Ах, как скучно праздно в вагоне сидеть, ну вот точь-в-точь так же, как
скучно у нас на Руси без своего дела жить. Хоть и везут тебя, хоть и
заботятся о тебе, хоть подчас даже так убаюкают, что, кажется бы, и желать
больше нечего, а все-таки тоска, тоска и именно потому, что сам ничего не
делаешь, потому что уж слишком о тебе заботятся, а ты сиди да жди, когда еще
довезут. Право, иной раз так бы и выскочил из вагона да сбоку подле машины
на своих ногах побежал. Пусть выйдет хуже, пусть с непривычки устану,
собьюсь, нужды нет! Зато сам, своими ногами иду, зато себе дело нашел и сам
его делаю, зато если случится, что столкнутся вагоны и полетят вверх ногами,
так уж не буду сложа руки запертый сидеть, своими боками за чужую вину
отвечать...
Бог знает что иногда на безделье вздумается!
А между тем уж смеркалось. В вагонах стали зажигать огни. Напротив меня
помещались муж и жена, уже пожилые, помещики, и, кажется, хорошие люди. Они
спешили на выставку в Лондон и всего-то на несколько дней, а дома оставили
семейство. Справа подле меня находился один русский, проживавший сряду
десять лет в Лондоне по коммерческим делам в конторе, только на две недели
приезжавший теперь по делам в Петербург и, кажется, совершенно потерявший
понятие о тоске по родине. Слева сидел чистый, кровный англичанин, рыжий, с
английским пробором на голове и усиленно серьезный. Он во всю дорогу не
сказал ни с кем из нас ни одного самого маленького словечка ни на каком
языке, днем читал, не отрываясь, какую-то книжку той мельчайшей английской
печати, которую только могут переносить англичане да еще похваливать за
удобство, и, как только стало десять часов вечера, немедленно снял свои
сапоги и надел туфли. Вероятно, это так заведено у него было всю жизнь, и
менять своих привычек он не хотел и в вагоне. Скоро все задремали; свист и
постукиванье машины нагоняли какую-то неотразимую дремоту. Я сидел,
думал-думал и, уж не знаю как, додумался до того, что "рассудка француз не
имеет", чем и начал эту главу. А знаете ли что: меня что-то подмывает,
покамест доберемся мы до Парижа, сообщить вам мои вагонные размышления, так,
во имя гуманности: ведь было же мне скучно в вагоне, ну так пусть теперь
будет скучно и вам. Впрочем, других читателей надобно выгородить, а для
этого включу-ка я все эти размышления нарочно в особую главу и назову ее
лишней. Вы-то над ней поскучайте, а другие, как лишнюю, могут и выкинуть. С
читателем нужно обращаться осторожно и совестливо, ну а с друзьями можно и
покороче. Итак:
Глава III. и совершенно лишняя
Это, впрочем, были не размышления, а так, какие-то созерцания,
произвольные представления, даже мечтания "о том. о сем, а больше ни о чем".

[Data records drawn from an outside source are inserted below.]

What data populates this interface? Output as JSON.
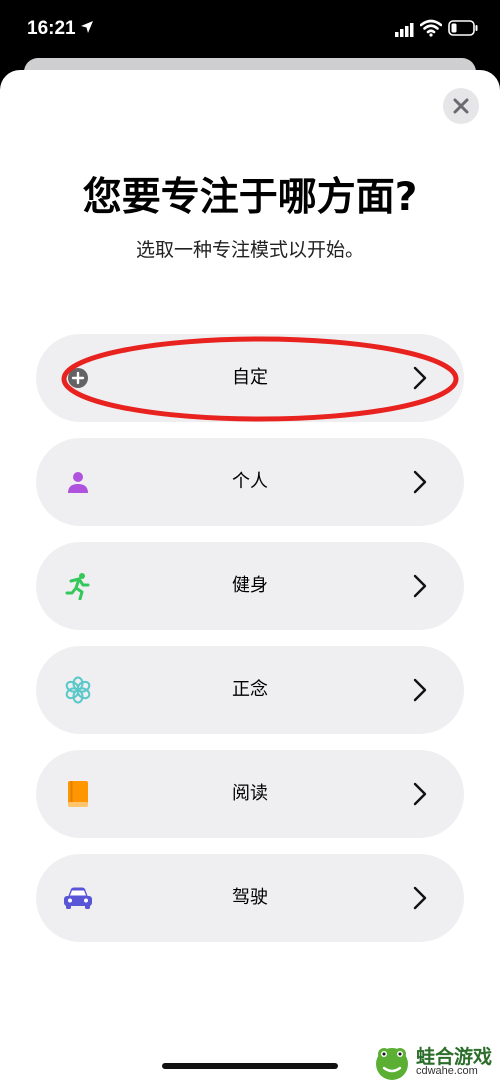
{
  "status_bar": {
    "time": "16:21"
  },
  "dialog": {
    "title": "您要专注于哪方面?",
    "subtitle": "选取一种专注模式以开始。",
    "close_icon": "close-icon"
  },
  "options": [
    {
      "label": "自定",
      "icon": "plus-circle-icon",
      "color": "#636366",
      "highlighted": true
    },
    {
      "label": "个人",
      "icon": "person-icon",
      "color": "#af52de"
    },
    {
      "label": "健身",
      "icon": "running-figure-icon",
      "color": "#34c759"
    },
    {
      "label": "正念",
      "icon": "flower-icon",
      "color": "#5ac8c8"
    },
    {
      "label": "阅读",
      "icon": "book-icon",
      "color": "#ff9500"
    },
    {
      "label": "驾驶",
      "icon": "car-icon",
      "color": "#5856d6"
    }
  ],
  "annotation": {
    "color": "#e8231f"
  },
  "watermark": {
    "name": "蛙合游戏",
    "url": "cdwahe.com"
  }
}
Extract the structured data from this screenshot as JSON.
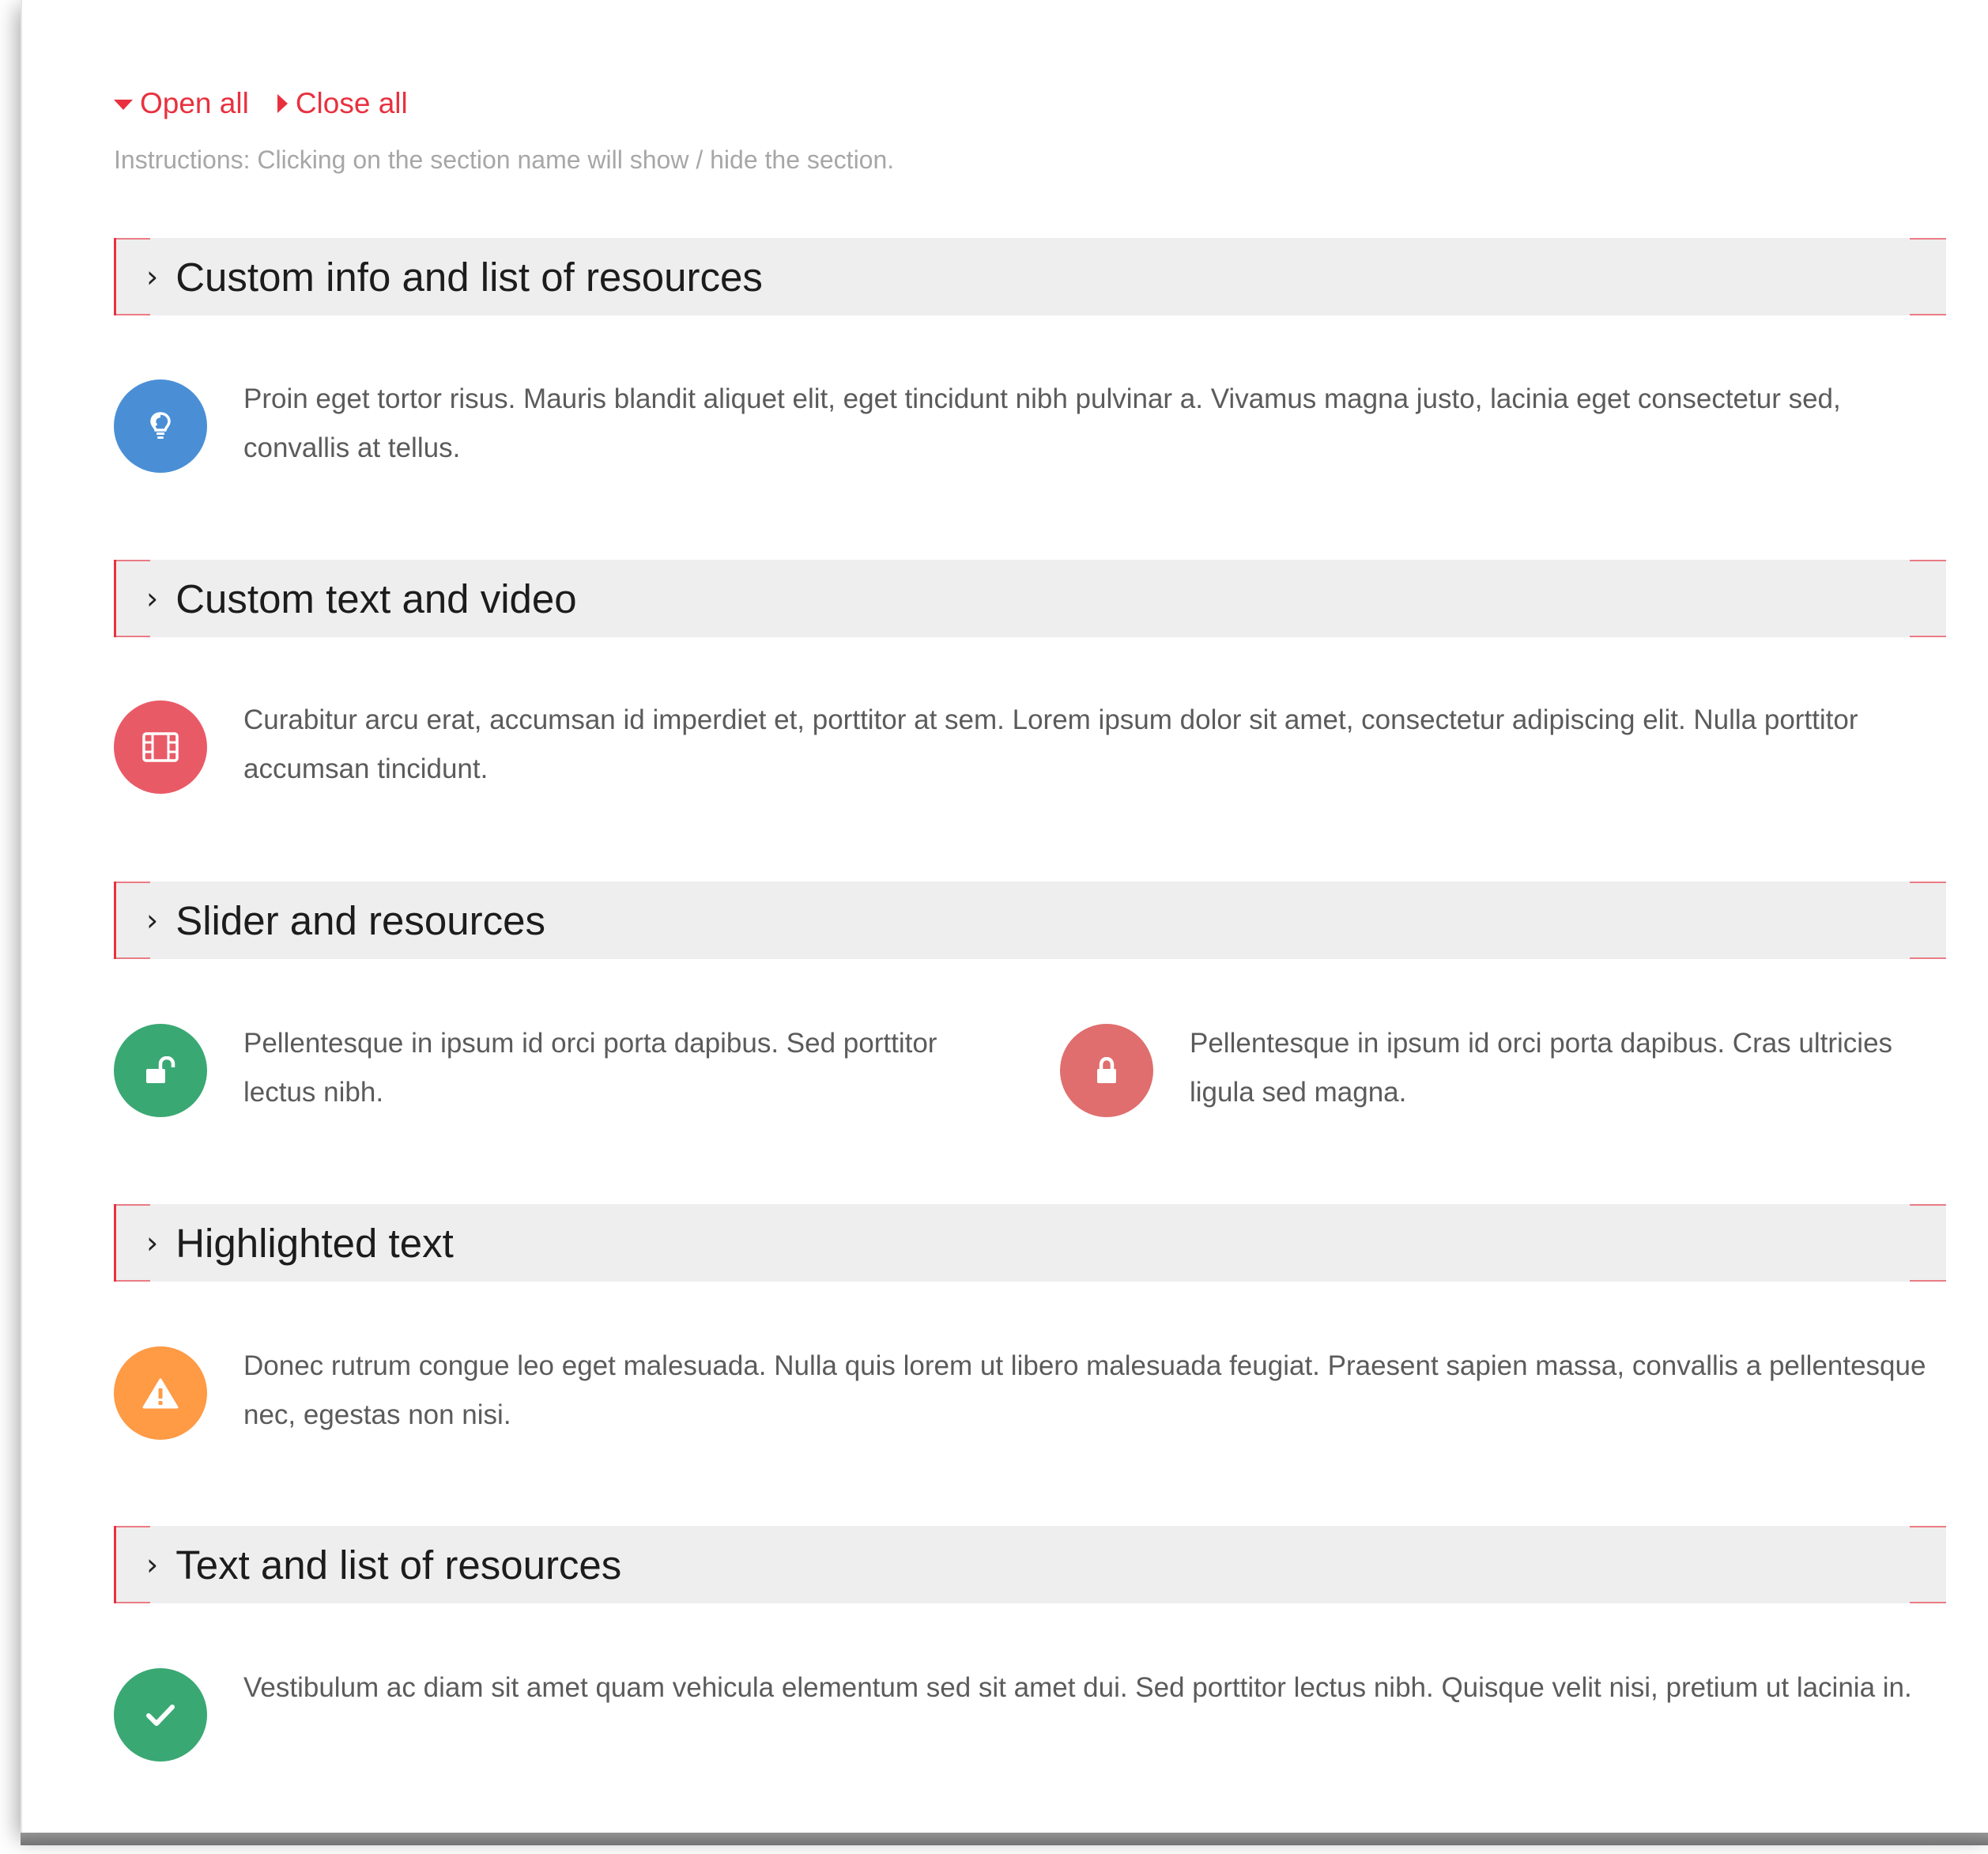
{
  "controls": {
    "open_all": "Open all",
    "close_all": "Close all",
    "accent_color": "#e8313f"
  },
  "instructions": "Instructions: Clicking on the section name will show / hide the section.",
  "sections": [
    {
      "title": "Custom info and list of resources",
      "items": [
        {
          "icon": "lightbulb-icon",
          "color": "#4a8fd6",
          "text": "Proin eget tortor risus. Mauris blandit aliquet elit, eget tincidunt nibh pulvinar a. Vivamus magna justo, lacinia eget consectetur sed, convallis at tellus."
        }
      ]
    },
    {
      "title": "Custom text and video",
      "items": [
        {
          "icon": "film-icon",
          "color": "#e95a67",
          "text": "Curabitur arcu erat, accumsan id imperdiet et, porttitor at sem. Lorem ipsum dolor sit amet, consectetur adipiscing elit. Nulla porttitor accumsan tincidunt."
        }
      ]
    },
    {
      "title": "Slider and resources",
      "items": [
        {
          "icon": "unlock-icon",
          "color": "#3aa873",
          "text": "Pellentesque in ipsum id orci porta dapibus. Sed porttitor lectus nibh."
        },
        {
          "icon": "lock-icon",
          "color": "#e06e6e",
          "text": "Pellentesque in ipsum id orci porta dapibus. Cras ultricies ligula sed magna."
        }
      ]
    },
    {
      "title": "Highlighted text",
      "items": [
        {
          "icon": "warning-icon",
          "color": "#ff9a45",
          "text": "Donec rutrum congue leo eget malesuada. Nulla quis lorem ut libero malesuada feugiat. Praesent sapien massa, convallis a pellentesque nec, egestas non nisi."
        }
      ]
    },
    {
      "title": "Text and list of resources",
      "items": [
        {
          "icon": "checkmark-icon",
          "color": "#3aa873",
          "text": "Vestibulum ac diam sit amet quam vehicula elementum sed sit amet dui. Sed porttitor lectus nibh. Quisque velit nisi, pretium ut lacinia in."
        }
      ]
    }
  ]
}
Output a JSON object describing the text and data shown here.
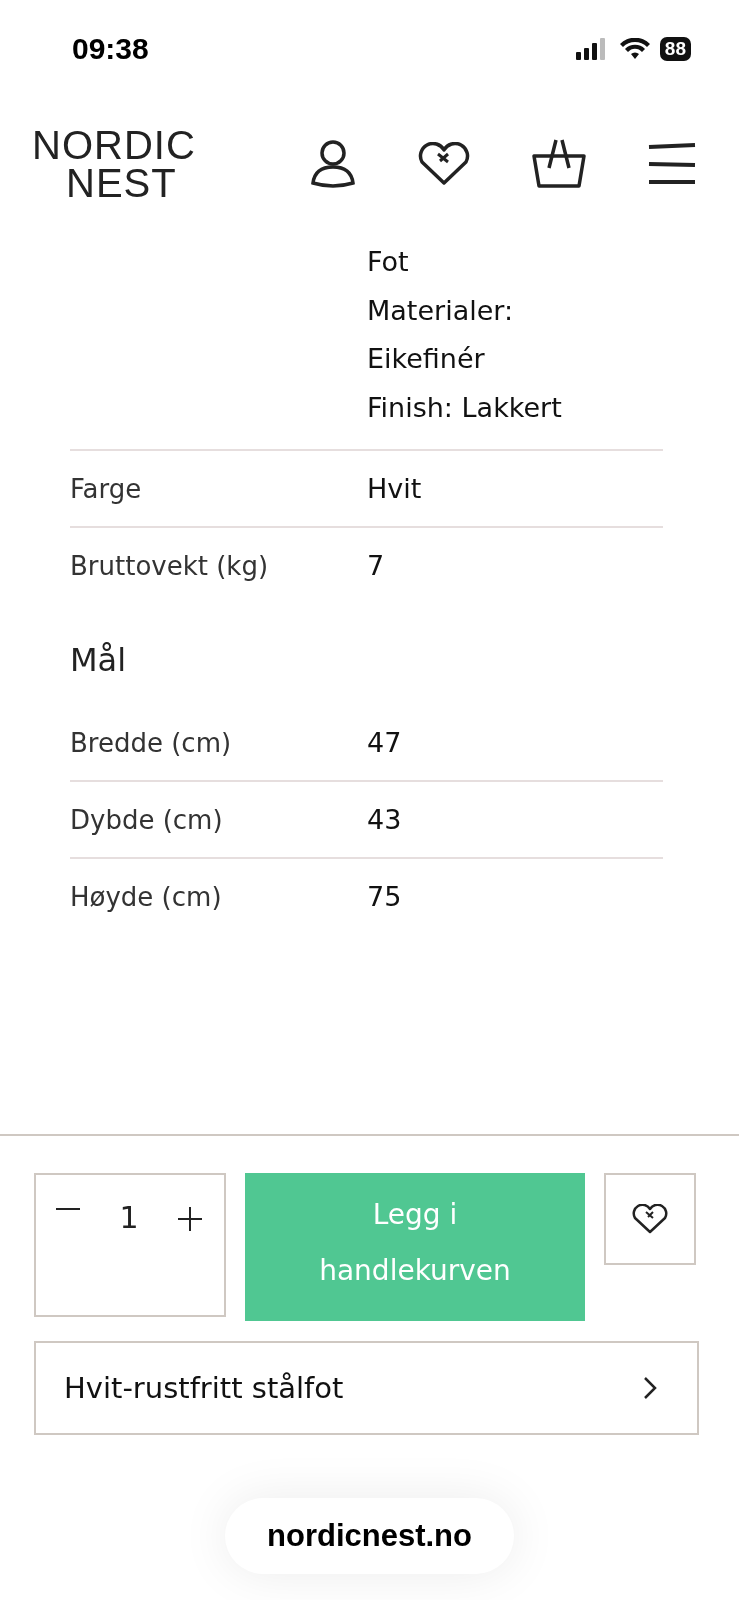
{
  "status_bar": {
    "time": "09:38",
    "battery": "88"
  },
  "header": {
    "logo": [
      "NORDIC",
      "NEST"
    ]
  },
  "specs_top": [
    {
      "value_lines": [
        "Fot",
        "Materialer:",
        "Eikefinér",
        "Finish: Lakkert"
      ]
    },
    {
      "label": "Farge",
      "value_lines": [
        "Hvit"
      ]
    },
    {
      "label": "Bruttovekt (kg)",
      "value_lines": [
        "7"
      ]
    }
  ],
  "section_title": "Mål",
  "specs_dimensions": [
    {
      "label": "Bredde (cm)",
      "value": "47"
    },
    {
      "label": "Dybde (cm)",
      "value": "43"
    },
    {
      "label": "Høyde (cm)",
      "value": "75"
    }
  ],
  "purchase": {
    "quantity": "1",
    "add_button": "Legg i handlekurven",
    "variant": "Hvit-rustfritt stålfot"
  },
  "address_bar": {
    "url": "nordicnest.no"
  }
}
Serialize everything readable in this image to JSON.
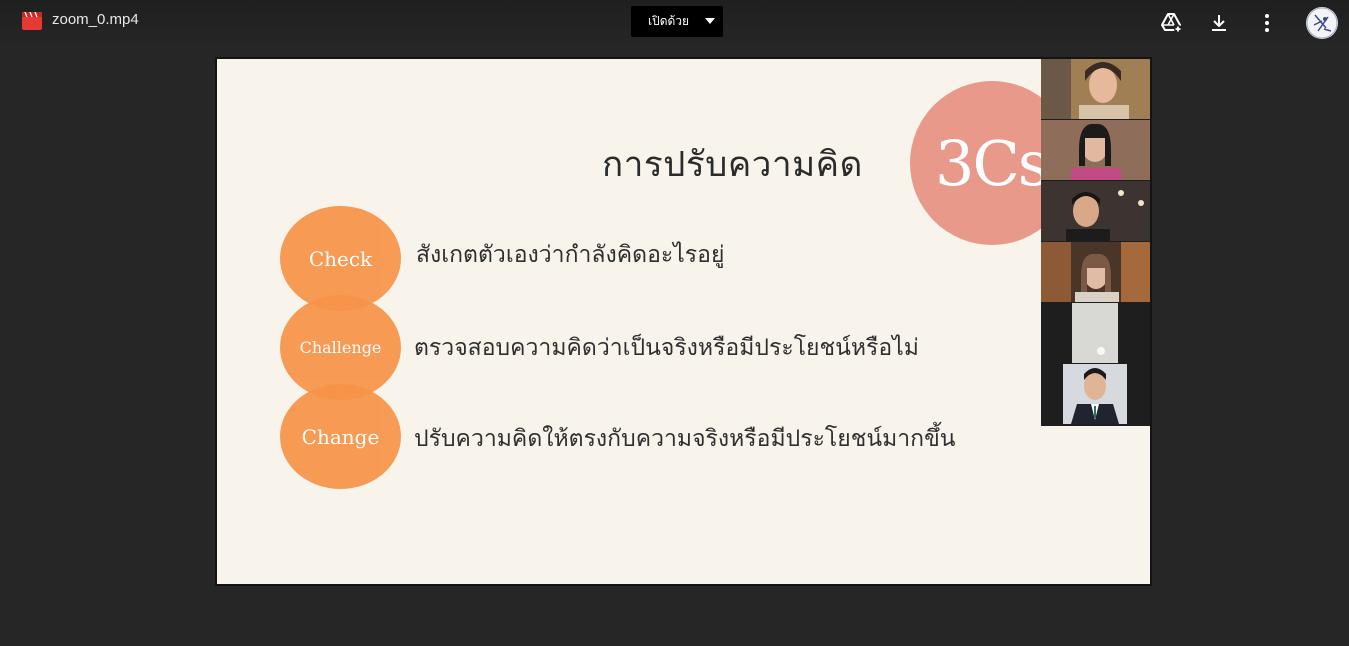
{
  "toolbar": {
    "file_name": "zoom_0.mp4",
    "open_with_label": "เปิดด้วย",
    "icons": [
      "video-file-icon",
      "add-to-drive-icon",
      "download-icon",
      "more-options-icon"
    ]
  },
  "slide": {
    "title": "การปรับความคิด",
    "badge": "3Cs",
    "steps": [
      {
        "label": "Check",
        "text": "สังเกตตัวเองว่ากำลังคิดอะไรอยู่"
      },
      {
        "label": "Challenge",
        "text": "ตรวจสอบความคิดว่าเป็นจริงหรือมีประโยชน์หรือไม่"
      },
      {
        "label": "Change",
        "text": "ปรับความคิดให้ตรงกับความจริงหรือมีประโยชน์มากขึ้น"
      }
    ]
  },
  "participants_count": 6,
  "colors": {
    "accent_orange": "#f79449",
    "badge_pink": "#e9998a",
    "slide_bg": "#f8f4ec",
    "viewer_bg": "#262626"
  }
}
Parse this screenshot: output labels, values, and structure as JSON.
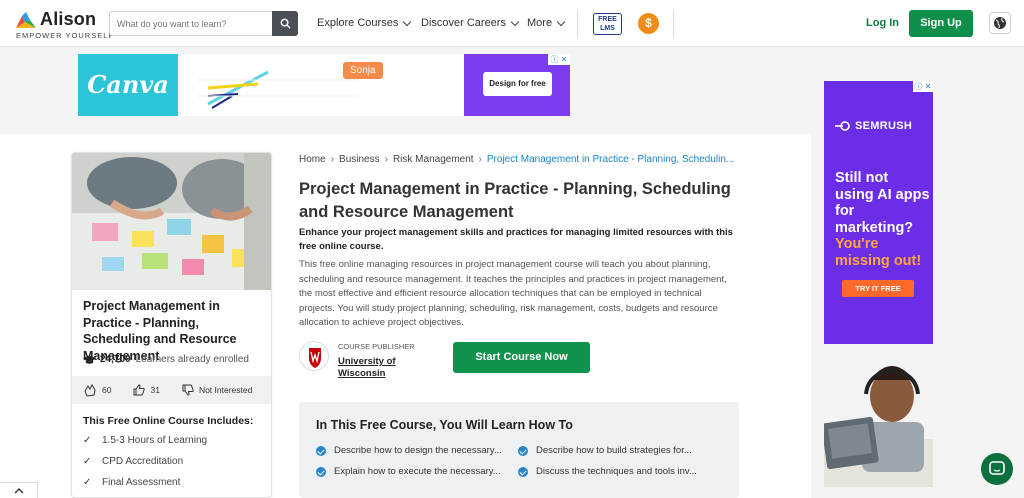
{
  "header": {
    "logo_name": "Alison",
    "logo_tagline": "EMPOWER YOURSELF",
    "search_placeholder": "What do you want to learn?",
    "nav": [
      "Explore Courses",
      "Discover Careers",
      "More"
    ],
    "free_lms": "FREE LMS",
    "dollar": "$",
    "login": "Log In",
    "signup": "Sign Up"
  },
  "ad_top": {
    "brand": "Canva",
    "tag_name": "Sonja",
    "cta": "Design for free"
  },
  "course_card": {
    "title": "Project Management in Practice - Planning, Scheduling and Resource Management",
    "enrolled_count": "24,700",
    "enrolled_label": "Learners already enrolled",
    "likes": "60",
    "thumbs_up": "31",
    "not_interested": "Not Interested",
    "includes_title": "This Free Online Course Includes:",
    "includes": [
      "1.5-3 Hours of Learning",
      "CPD Accreditation",
      "Final Assessment"
    ]
  },
  "breadcrumb": [
    "Home",
    "Business",
    "Risk Management",
    "Project Management in Practice - Planning, Schedulin..."
  ],
  "course": {
    "title": "Project Management in Practice - Planning, Scheduling and Resource Management",
    "subtitle": "Enhance your project management skills and practices for managing limited resources with this free online course.",
    "description": "This free online managing resources in project management course will teach you about planning, scheduling and resource management. It teaches the principles and practices in project management, the most effective and efficient resource allocation techniques that can be employed in technical projects. You will study project planning, scheduling, risk management, costs, budgets and resource allocation to achieve project objectives.",
    "publisher_label": "COURSE PUBLISHER",
    "publisher_name": "University of Wisconsin",
    "start_button": "Start Course Now"
  },
  "learn": {
    "title": "In This Free Course, You Will Learn How To",
    "items": [
      "Describe how to design the necessary...",
      "Describe how to build strategies for...",
      "Explain how to execute the necessary...",
      "Discuss the techniques and tools inv..."
    ]
  },
  "ad_right": {
    "brand": "SEMRUSH",
    "line1": "Still not using AI apps for marketing?",
    "line2": "You're missing out!",
    "cta": "TRY IT FREE"
  },
  "colors": {
    "accent_green": "#0f8f4a",
    "link_blue": "#1b84c6",
    "semrush_purple": "#6c2de6"
  }
}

Во-первых, я заехал в старину и раздумался прежде всего о человеке,
сотворившем вышеприведенный афоризм о французском рассудке, так, ни с того
ни с сего раздумался, именно по поводу афоризма. Этот человек по своему
времени был большой либерал. Но хоть и таскал он всю жизнь на себе
неизвестно зачем французский кафтан, пудру и шпажонку сзади, для означения
рыцарского своего происхождения (которого у нас совсем и не было) и для
защиты своей личной чести в передней у Потемкина, но только что высунул свой
нос за границу, как и пошел отмаливаться от Парижа всеми библейскими
текстами и решил, что "рассудка француз не имеет", да еще и иметь-то его
почел бы за величайшее для себя несчастие. Кстати, уж не думаете ли вы, что
я заговорил о шпажонке и бархатном кафтане в укор Фонвизину? Ничуть не
бывало! Не зипун же было ему надевать на себя, да еще в то время, когда и
теперь иные господа, чтобы быть русскими и слиться с народом, не надели таки
зипуна, а изобрели себе балетный костюм, немного не тот самый, в котором
обыкновенно выходят на сцену в русских народных операх Услады, влюбленные в
своих Людмил, носящих кокошники. Нет уж, по крайней мере французский кафтан
был тогда народу понятнее: "Барина, дескать, видно, не в зипуне ж ходить
барину". Слышал я недавно, что какой-то современный помещик, чтоб слиться с
народом, тоже стал носить русский костюм и повадился было в нем на сходки
ходить; так крестьяне, как завидят его, так и говорят промеж себя: "Чего к
нам этот ряженый таскается?" Да так ведь и не слился с народом помещик-то.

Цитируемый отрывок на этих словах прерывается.